Sheldon Peck was an American folk artist, conductor on the Underground Railroad, and social activist. Peck's portraiture – with its distinctive style — is a prime example of 19th century American folk art. He also become known for advocating abolitionism , racial equality, temperance, public education, women's rights, and pacifism.
Peck was born in Cornwall, Vermont, the ninth son of Jacob and Elizabeth Peck. Peck's ancestors helped found the New Haven Colony; his father worked as a blacksmith and served as a private in the Revolutionary War.

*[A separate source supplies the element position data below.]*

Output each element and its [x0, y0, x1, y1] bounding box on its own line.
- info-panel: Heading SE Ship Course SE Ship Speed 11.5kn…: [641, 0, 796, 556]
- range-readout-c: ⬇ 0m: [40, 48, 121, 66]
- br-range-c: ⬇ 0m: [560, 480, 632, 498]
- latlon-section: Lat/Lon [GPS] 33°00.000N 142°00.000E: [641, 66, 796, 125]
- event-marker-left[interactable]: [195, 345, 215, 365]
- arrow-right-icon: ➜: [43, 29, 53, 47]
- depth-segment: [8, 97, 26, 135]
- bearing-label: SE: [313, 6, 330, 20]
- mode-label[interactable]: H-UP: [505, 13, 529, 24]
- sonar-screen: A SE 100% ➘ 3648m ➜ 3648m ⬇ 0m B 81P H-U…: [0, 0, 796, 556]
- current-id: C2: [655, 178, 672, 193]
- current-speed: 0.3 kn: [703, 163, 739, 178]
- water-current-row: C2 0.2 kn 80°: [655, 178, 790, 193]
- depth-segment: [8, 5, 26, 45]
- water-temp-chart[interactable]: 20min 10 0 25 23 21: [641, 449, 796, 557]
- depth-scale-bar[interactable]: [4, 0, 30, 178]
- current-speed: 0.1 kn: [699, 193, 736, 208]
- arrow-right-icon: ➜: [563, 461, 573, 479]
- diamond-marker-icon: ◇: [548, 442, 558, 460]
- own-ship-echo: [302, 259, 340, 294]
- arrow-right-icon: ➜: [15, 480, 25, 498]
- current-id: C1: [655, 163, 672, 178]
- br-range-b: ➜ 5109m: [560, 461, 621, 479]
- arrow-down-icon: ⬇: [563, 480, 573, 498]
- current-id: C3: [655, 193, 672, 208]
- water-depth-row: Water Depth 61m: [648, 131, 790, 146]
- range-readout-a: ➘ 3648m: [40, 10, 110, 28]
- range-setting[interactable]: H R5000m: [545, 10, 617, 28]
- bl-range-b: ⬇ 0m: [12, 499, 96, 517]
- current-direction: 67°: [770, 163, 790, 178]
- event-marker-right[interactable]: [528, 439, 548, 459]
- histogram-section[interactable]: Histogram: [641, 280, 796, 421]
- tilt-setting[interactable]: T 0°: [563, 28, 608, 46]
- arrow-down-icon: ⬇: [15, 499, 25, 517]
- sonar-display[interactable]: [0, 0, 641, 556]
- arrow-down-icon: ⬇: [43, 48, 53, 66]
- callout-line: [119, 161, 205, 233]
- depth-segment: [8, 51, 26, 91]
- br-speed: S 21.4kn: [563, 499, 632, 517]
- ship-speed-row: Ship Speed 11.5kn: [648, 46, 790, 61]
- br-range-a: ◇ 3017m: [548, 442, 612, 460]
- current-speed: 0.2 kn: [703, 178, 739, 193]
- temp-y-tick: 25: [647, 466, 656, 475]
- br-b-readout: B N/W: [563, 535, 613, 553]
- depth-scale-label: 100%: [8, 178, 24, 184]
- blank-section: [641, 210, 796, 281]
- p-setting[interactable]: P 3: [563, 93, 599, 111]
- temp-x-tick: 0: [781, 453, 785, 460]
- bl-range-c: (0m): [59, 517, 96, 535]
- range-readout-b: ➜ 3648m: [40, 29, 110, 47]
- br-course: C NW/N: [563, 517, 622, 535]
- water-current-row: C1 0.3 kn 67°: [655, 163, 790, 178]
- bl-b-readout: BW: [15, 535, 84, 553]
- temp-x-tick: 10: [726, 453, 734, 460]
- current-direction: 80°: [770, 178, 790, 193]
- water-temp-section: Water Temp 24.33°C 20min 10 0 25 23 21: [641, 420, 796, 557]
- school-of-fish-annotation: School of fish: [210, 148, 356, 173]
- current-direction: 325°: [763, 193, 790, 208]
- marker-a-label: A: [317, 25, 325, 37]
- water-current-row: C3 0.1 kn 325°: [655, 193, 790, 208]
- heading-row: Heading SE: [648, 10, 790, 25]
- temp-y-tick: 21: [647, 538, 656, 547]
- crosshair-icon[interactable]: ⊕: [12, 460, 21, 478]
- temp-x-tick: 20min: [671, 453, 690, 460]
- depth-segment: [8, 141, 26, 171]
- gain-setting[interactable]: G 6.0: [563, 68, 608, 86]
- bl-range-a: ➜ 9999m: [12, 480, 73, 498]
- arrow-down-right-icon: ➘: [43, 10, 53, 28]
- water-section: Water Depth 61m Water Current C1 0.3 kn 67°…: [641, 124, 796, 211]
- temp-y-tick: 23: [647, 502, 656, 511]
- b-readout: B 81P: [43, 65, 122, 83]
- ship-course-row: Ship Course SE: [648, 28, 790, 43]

Peck married Harriet Corey (1806-1887) in 1825 and the couple eventually had thirteen children. The Peck family moved to Jordan, New York in 1828 and lived there until moving westward to Chicago in 1836. A year later Peck finally settled in Babcock's Grove (now Lombard) approximately twenty-five miles west of Chicago. On his 160 acres of farmland, Peck built a 1+1⁄2-story timber-frame house (completed in 1839) that still stands today. He grew crops and raised Merino sheep, the latter being a way to produce raw material for clothes without supporting the Southern-based cotton industry and its use of African slave labor. No records exist to indicate that Peck received any formal art education. His work may have been influenced by William Jennys, a primitive portrait painter who was active in Vermont around the time Peck lived there. Peck also would have had access to art instruction texts that were housed in the library of the Cornwall Young Gentleman's Society.
Peck died on March 19, 1869, survived by his wife and ten of his thirteen children. He is buried in the Lombard Cemetery. His youngest son, Frank, kept a diary which historians find very useful in documenting negro spirituals as well as the Underground Railroad.